L'atelier bordelais de design Félix Associés a élaboré une « matériauthèque verte » au sein de ses locaux près du Grand Parc. Il s'agit d'un outil de travail qui permet d'inciter au recours aux matériaux biosourcés et géosourcés, issus du recyclage ou de l'économie circulaire. « Pour construire autrement, il faut trouver d'autres matériaux », indique simplement Alexandre Lobstein, architecte et associé de l'agence. Ici se mêlent des produits fabriqués à partir de journaux, chanvre, ouate, granulés réalisés à base de filets de pêche, coquilles Saint-Jacques, lin, roseaux, cuir de saumon… « Chinés » aussi bien dans des petites entreprises que chez des industriels comme Saint-Gobain ou Knauf. Les designers accompagnent les fabricants pour leur trouver de nouveaux usages. « Il faut parfois inventer les process », précise Thomas Félix, fondateur de l'atelier.
« La preuve par l'exemple ». Afin d'enrichir le débat et de développer l'usage de ces produits, Félix Associés organise une fois par trimestre (la prochaine aura lieu le 8 juillet) des rencontres entre industriels et fabricants autour d'une thématique comme la plâtrerie, l'acoustique, la lumière, l'isolation thermique et phonique… L'objectif est de « donner la preuve par l'exemple », souligne Fabienne Versluys, l'une des cinq associés de l'atelier. Trois prototypes sont d'ailleurs en cours d'élaboration, parmi lesquels des parois constructives en chutes de bois industrielles.

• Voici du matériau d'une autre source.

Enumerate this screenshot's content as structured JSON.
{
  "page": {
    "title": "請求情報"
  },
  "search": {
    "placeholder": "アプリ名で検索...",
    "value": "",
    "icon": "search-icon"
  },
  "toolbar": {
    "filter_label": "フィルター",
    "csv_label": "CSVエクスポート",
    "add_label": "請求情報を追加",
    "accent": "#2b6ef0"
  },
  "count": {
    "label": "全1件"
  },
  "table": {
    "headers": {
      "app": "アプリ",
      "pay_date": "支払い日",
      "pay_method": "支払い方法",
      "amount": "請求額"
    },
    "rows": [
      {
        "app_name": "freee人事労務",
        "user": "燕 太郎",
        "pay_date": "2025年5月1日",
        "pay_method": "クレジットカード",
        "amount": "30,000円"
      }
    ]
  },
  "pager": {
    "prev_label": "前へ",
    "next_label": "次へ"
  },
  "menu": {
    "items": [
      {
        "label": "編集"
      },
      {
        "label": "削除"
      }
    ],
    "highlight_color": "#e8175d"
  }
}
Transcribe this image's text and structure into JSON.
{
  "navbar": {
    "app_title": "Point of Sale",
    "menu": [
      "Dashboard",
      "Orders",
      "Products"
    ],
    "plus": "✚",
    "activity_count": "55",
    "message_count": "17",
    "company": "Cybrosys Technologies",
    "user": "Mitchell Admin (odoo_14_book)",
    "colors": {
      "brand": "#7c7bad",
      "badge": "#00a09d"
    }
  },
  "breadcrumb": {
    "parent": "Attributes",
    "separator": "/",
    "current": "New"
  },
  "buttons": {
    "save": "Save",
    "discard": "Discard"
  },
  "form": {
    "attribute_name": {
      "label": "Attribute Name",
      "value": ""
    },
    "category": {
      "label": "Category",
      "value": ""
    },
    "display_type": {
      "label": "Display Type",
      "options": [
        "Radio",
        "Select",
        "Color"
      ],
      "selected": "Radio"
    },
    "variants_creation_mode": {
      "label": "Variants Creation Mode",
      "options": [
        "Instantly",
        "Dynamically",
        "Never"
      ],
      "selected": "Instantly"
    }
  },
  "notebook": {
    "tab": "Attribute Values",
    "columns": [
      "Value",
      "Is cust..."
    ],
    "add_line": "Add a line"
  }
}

A terme, l'objectif est de prescrire ces nouvelles solutions. Un palier pas si évident à franchir… « Parfois, les fabricants n'ont pas conscience des débouchés, constate Alexandre Lobstein, et il manque des fournisseurs et des distributeurs. Au cours de la première rencontre, en mars, des entreprises ont découvert des références qu'elles ne connaissaient pas. Il y a une filière à organiser. » Une filière qui, pour l'agence, démarre par l'échange entre les structures certifiées B Corp, comme elle. « Il y a également un surcoût, mais il est à valoriser : quand un peintre aura fait plusieurs chantiers avec une peinture qui ne lui fait plus mal à la tête ou qu'un menuisier sera habitué aux cloisons sans colle avec formaldéhyde, ils ne voudront plus travailler autrement », espère Alexandre Lobstein.